In Late 2023, Michigan Democrats introduced a comprehensive legislative package aimed at revitalizing the state's environmental remediation program. Led by Sen. Jeff Irwin and Rep. Jason Morgan, the legislation seeks to prioritize physical cleanup and removal over allowing pollution to persist in the ground. These bills are a response to ongoing challenges, exemplified by contaminated sites. However, the bill as drafted could potentially add tremendous costs to businesses doing work in the state.
Summary Of Bills:
SB 605/HB 5247: would add reporting requirements to Michigan Department of Environment, Great Lakes, and Energy (EGLE) regarding cleanups and contaminated sites.
SB 606/HB 5242: would require cleanup to the highest standard technically feasible.
SB 607/HB 5245: would allow EGLE to set cleanup criteria without rulemaking.
SB 608/HB 5246: would require companies using hazardous materials to post up-front financial assurance to cover any cleanup.
SB 609/HB 5243: would adjust the statute of limitations and allow the state to bring claims on behalf of the public to cover cleanup costs for contaminants of emerging concern.
SB 610/HB 5241: would allow people exposed to hazardous substances to bring a claim to cover the costs of medical monitoring.
SB 611/HB 5244: would adjust the statute of limitations to begin when a person discovers a claim.
While environmental advocacy groups strongly support the bills, viewing them as a necessary step towards cleanup and reducing liability for potential polluters, business organizations oppose the proposed changes. The contention revolves around concerns that the legislation could dampen investment and hinder the cleanup and repurposing of former industrial sites. Critics argue that the current liability framework has incentivized redevelopment. Despite these claims, the environmentalist organizations emphasize the need for stricter cleanup measures.

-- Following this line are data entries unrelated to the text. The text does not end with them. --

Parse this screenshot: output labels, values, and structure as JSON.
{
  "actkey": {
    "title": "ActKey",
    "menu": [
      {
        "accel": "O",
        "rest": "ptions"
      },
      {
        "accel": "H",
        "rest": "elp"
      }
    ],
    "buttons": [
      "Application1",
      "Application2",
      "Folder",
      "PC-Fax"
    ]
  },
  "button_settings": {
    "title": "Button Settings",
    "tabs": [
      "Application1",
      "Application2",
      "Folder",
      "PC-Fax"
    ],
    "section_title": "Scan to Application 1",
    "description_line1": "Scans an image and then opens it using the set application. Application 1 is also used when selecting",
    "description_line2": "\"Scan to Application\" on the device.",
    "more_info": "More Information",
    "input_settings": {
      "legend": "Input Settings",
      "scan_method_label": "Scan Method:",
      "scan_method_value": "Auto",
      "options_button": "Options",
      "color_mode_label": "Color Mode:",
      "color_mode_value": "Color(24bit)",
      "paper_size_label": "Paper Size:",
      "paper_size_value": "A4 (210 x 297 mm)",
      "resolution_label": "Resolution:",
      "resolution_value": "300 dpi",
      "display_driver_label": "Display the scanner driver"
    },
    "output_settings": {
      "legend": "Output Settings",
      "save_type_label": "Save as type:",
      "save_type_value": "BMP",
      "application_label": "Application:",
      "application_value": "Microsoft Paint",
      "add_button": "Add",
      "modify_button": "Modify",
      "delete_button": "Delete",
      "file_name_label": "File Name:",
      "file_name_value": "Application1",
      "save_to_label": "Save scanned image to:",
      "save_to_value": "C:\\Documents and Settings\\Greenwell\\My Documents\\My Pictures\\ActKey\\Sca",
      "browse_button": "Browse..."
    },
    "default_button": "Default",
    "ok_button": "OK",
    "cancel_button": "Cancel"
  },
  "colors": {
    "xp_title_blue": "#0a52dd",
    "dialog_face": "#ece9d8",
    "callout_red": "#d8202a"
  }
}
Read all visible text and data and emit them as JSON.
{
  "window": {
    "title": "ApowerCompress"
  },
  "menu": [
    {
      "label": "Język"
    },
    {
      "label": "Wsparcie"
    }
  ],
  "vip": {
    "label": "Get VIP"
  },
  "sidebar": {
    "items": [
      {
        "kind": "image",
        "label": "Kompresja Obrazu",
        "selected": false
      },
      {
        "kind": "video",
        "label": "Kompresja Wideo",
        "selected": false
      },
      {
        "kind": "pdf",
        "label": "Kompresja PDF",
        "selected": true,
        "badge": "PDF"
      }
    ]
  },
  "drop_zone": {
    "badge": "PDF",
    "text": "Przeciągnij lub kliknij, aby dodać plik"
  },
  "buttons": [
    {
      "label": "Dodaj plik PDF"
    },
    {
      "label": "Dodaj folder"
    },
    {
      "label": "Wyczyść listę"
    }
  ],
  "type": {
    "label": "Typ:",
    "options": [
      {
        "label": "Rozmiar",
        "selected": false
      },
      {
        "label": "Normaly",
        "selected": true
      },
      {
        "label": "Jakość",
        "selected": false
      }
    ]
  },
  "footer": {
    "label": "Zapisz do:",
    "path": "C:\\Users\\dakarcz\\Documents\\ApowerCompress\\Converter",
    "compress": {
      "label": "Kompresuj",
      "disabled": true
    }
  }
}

Business organizations opposing the legislation argue that the bills may make it too costly for companies to choose to locate or grow in Michigan. They emphasize existing laws in place; asserting that if a company pollutes, it is already obligated to clean up the contamination. There are concerns that the bills would substantially increase potential negative impacts on businesses, including increased expenses or disruptions to their operations.
It's likely this legislation could see some movement in 2024 from Legislative Democrats who control both chambers in Lansing. As the legislation moves through the legislative process, MGA will continue to monitor and advocate for public policy that ensures responsible cleanup without unduly burdening businesses.